Dimly, I knew that I’d locked my legs around him, holding him buried all the way inside me as his body jerked in the throes of his ultimate pleasure.
Simultaneously, we both relaxed, Jeff rolling off me and collapsing at my side. Our bodies trembled. My hand sought his, and our fingers intertwined. I stared up at the boards making up his ceiling without really seeing them.
What had that been, at the end, that incredible concentration of sensations and pleasures?
But I couldn’t think about that. Not then. It wasn’t the time for it.
“Don’t go over. Tell the draft board you can’t. Please, Jeff, for me,” I said, not looking at him. If I looked, I would tear up. I could already feel my eyes moistening. Why did I have this urge to cry? I felt the exact opposite of sad. What reason was there for tears? Had I really been that overwhelmed?
He squeezed my hand. “I have to. I can’t back out of this.”
A fat tear rolled down out of my eye, making its way towards my ear. Jeff intercepted it, wiping it away with the ball of his thumb.
“You don’t have to. You can back out…”
“I can’t, Ellie. I have to do this. I have to.”
Chapter 5
Sunday came and went so quickly that I hardly remembered the sermon the minister read at the service that day. I'd attended that day with mother, Marie, and Jeff. He'd dressed in the same suit as he'd worn to win me back on Saturday. It was a little dusty on the legs from all our walking, with an almost invisible wrinkle along one side under his arm from when I'd clung to him.
No one seemed to notice, though. The older men patted Jeff on the back, offering him cigars. Many of the women cooed over him, touching his arm or standing close to whisper words of encouragement.
While Jeff laughed and shook hands and generally basked in his sudden rise to fame, no one noticed the women sitting in the back row of pews. The church had twelve rows of the long, deep-stained benches. Hymnals (many in German) rested along sm all shelves along the back of each pew for the occupants of the people sitting behind it to use.

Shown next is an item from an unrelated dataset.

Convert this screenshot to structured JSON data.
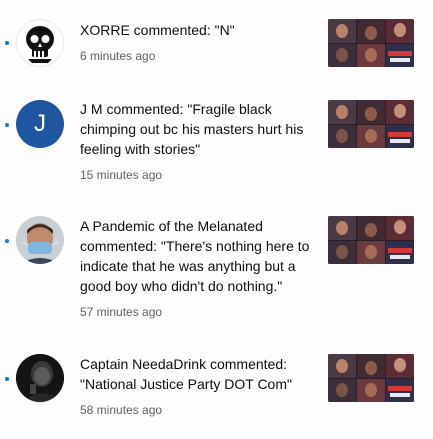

I squinted to see into the shadows. It was Shelley Clarkson and another woman, older. Shelley had a black dress on, as well as a dark bonnet. Shelley had a sharp face, with a pointed nose that always reminded me of a bird's beak. Her lips were bloodless, and she had her hands clenched together into a tight ball on the backrest of the pew in front of her.

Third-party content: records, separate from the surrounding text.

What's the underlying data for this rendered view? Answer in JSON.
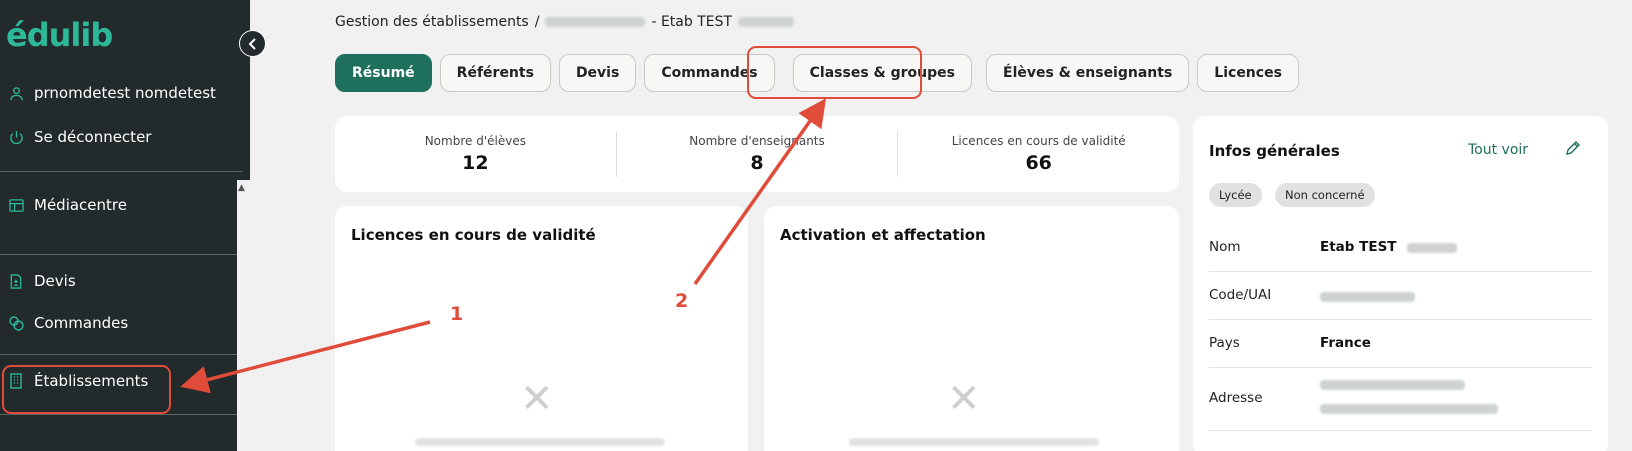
{
  "sidebar": {
    "logo": "édulib",
    "user_name": "prnomdetest nomdetest",
    "logout": "Se déconnecter",
    "items": [
      {
        "label": "Médiacentre"
      },
      {
        "label": "Devis"
      },
      {
        "label": "Commandes"
      },
      {
        "label": "Établissements"
      }
    ]
  },
  "breadcrumb": {
    "root": "Gestion des établissements",
    "separator": "/",
    "current_suffix": "- Etab TEST"
  },
  "tabs": [
    {
      "label": "Résumé",
      "active": true
    },
    {
      "label": "Référents"
    },
    {
      "label": "Devis"
    },
    {
      "label": "Commandes"
    },
    {
      "label": "Classes & groupes"
    },
    {
      "label": "Élèves & enseignants"
    },
    {
      "label": "Licences"
    }
  ],
  "stats": [
    {
      "label": "Nombre d'élèves",
      "value": "12"
    },
    {
      "label": "Nombre d'enseignants",
      "value": "8"
    },
    {
      "label": "Licences en cours de validité",
      "value": "66"
    }
  ],
  "cards": {
    "licences_title": "Licences en cours de validité",
    "activation_title": "Activation et affectation"
  },
  "info": {
    "title": "Infos générales",
    "see_all": "Tout voir",
    "badges": [
      "Lycée",
      "Non concerné"
    ],
    "rows": [
      {
        "label": "Nom",
        "value": "Etab TEST"
      },
      {
        "label": "Code/UAI",
        "value": ""
      },
      {
        "label": "Pays",
        "value": "France"
      },
      {
        "label": "Adresse",
        "value": ""
      }
    ]
  },
  "annotations": {
    "one": "1",
    "two": "2"
  },
  "colors": {
    "brand": "#2db89a",
    "active_tab": "#1e6f5c",
    "sidebar_bg": "#222a2c",
    "annotation_red": "#e04b3a"
  }
}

The older woman had the same nose, and the beginnings of jowls. Shelley's mother, I'd have wagered. She rubbed her daughter's back as they both looked at Jeff.
Had Shelley's brother been given such a send-off before he'd made his way on to the battlefields in Belgium?

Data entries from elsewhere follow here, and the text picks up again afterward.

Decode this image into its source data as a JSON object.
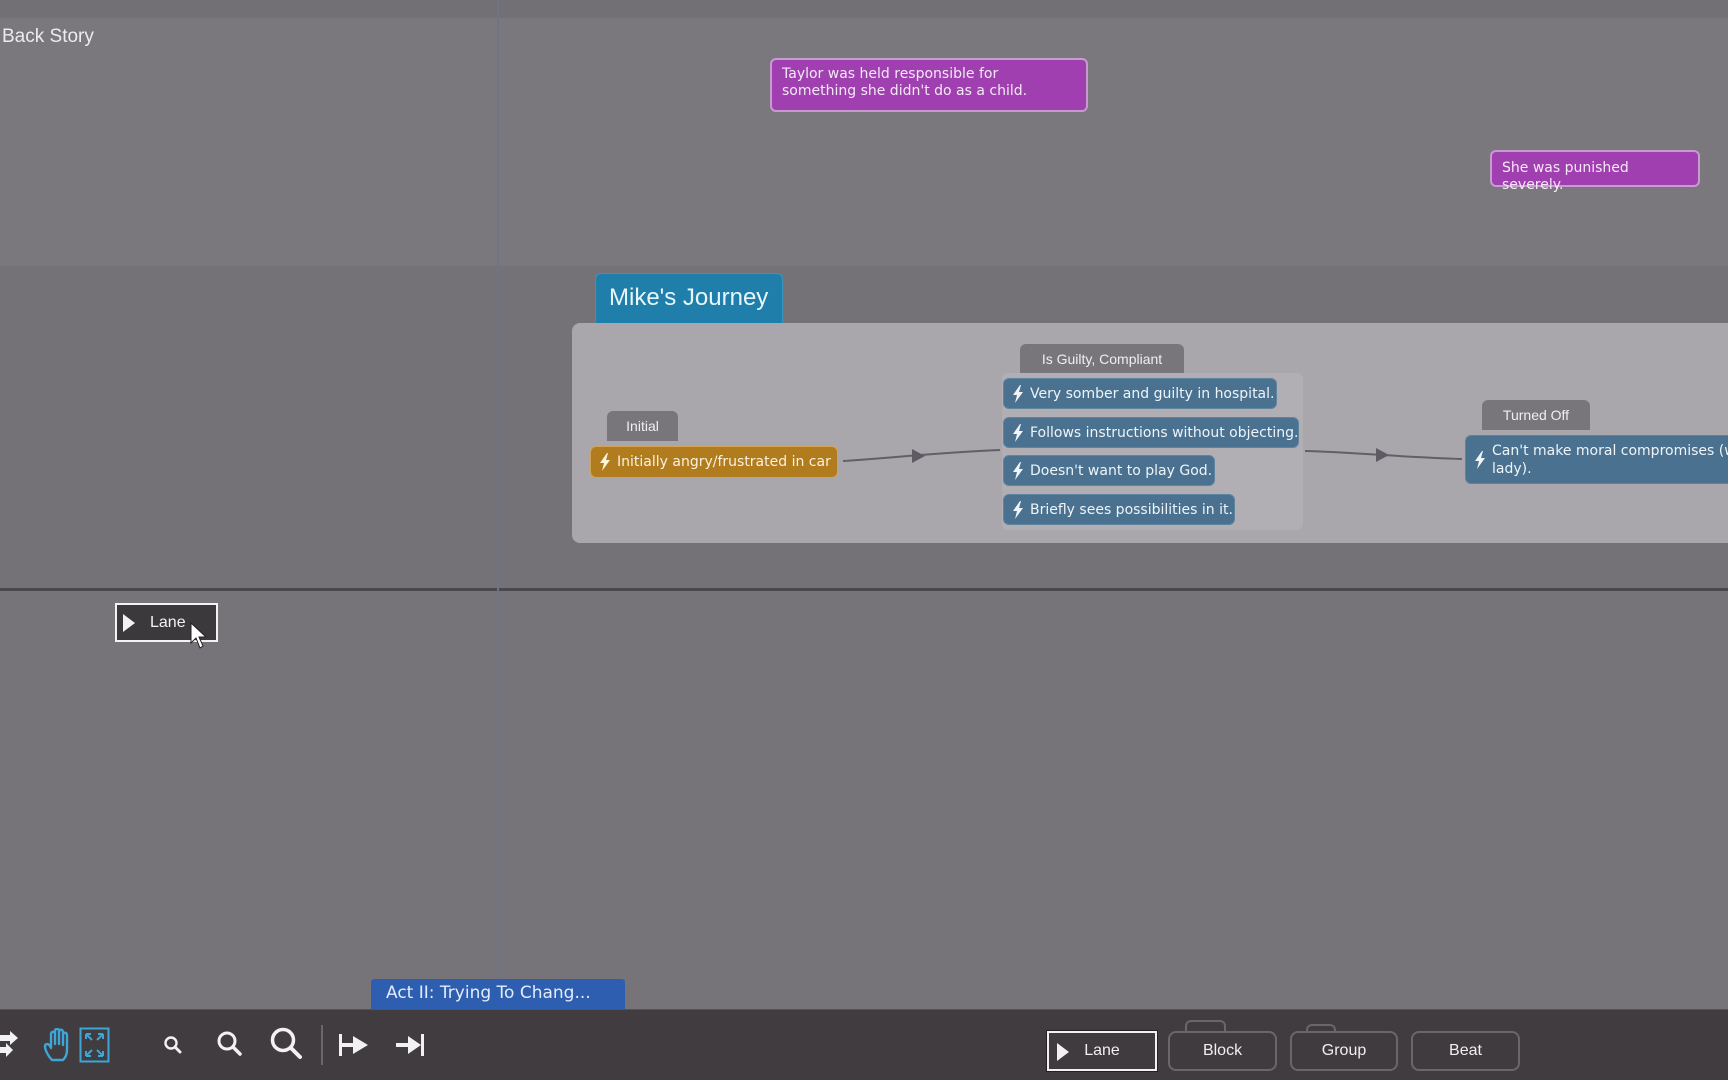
{
  "lanes": {
    "back_story": {
      "title": "Back Story",
      "cards": [
        {
          "text": "Taylor was held responsible for something she didn't do as a child."
        },
        {
          "text": "She was punished severely."
        }
      ]
    },
    "journey": {
      "title": "Mike's Journey",
      "groups": [
        {
          "label": "Initial",
          "beats": [
            "Initially angry/frustrated in car"
          ]
        },
        {
          "label": "Is Guilty, Compliant",
          "beats": [
            "Very somber and guilty in hospital.",
            "Follows instructions without objecting.",
            "Doesn't want to play God.",
            "Briefly sees possibilities in it."
          ]
        },
        {
          "label": "Turned Off",
          "beats": [
            "Can't make moral compromises (w... lady)."
          ]
        }
      ]
    }
  },
  "beat_texts": {
    "turned_off_line1": "Can't make moral compromises (w",
    "turned_off_line2": "lady)."
  },
  "drag_ghost": {
    "label": "Lane"
  },
  "act_marker": {
    "label": "Act II: Trying To Chang..."
  },
  "toolbar": {
    "tools": [
      {
        "name": "swap-arrows-icon"
      },
      {
        "name": "hand-pan-icon",
        "active": true
      },
      {
        "name": "fit-to-screen-icon",
        "active": true
      },
      {
        "name": "zoom-small-icon"
      },
      {
        "name": "zoom-medium-icon"
      },
      {
        "name": "zoom-large-icon"
      },
      {
        "name": "step-to-start-icon"
      },
      {
        "name": "jump-to-end-icon"
      }
    ],
    "add_buttons": {
      "lane": "Lane",
      "block": "Block",
      "group": "Group",
      "beat": "Beat"
    }
  },
  "colors": {
    "backstory_card": "#a040b0",
    "journey_tab": "#1f7faa",
    "beat_blue": "#4a7290",
    "beat_orange": "#b07c1e",
    "act_marker": "#2e5eb0",
    "tool_active": "#3ea6d6"
  }
}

I looked back to Jeff. An old man I didn't recognize, a horseshoe shaped wisp of hair clinging tenaciously to his mottled scalp, shook his hand and said something I couldn't make out. Had that same men said similar words to Shelley's brother?
I couldn't even remember her brother's name.
***
We sat together on the small wicker chairs set up on Jeff's mother's porch, watching the sun go down on his final day as a civilian.
"I have to leave at five tomorrow morning," he said, "The train for Quebec departs at quarter after."
The train station was only about ten minutes or so down Victoria Street from his mother's home. The tracks passed about a block distant from my house. The early morning trains tried not to sound their horns, but the rumble of cars and the rattle of steel wheels on the track still woke me sometimes.
"Training will be a few weeks, then it's off to Halifax and the Atlantic! I hope I get a berth on the Mauretania. It's faster than the Olympic."
I nodded, looking down at his feet. I found myself wishing he'd board White Star's Olympic instead. It would take a bit longer to get over to England. A little extra time for the war to end before he got anywhere near the German guns and bombs and artillery.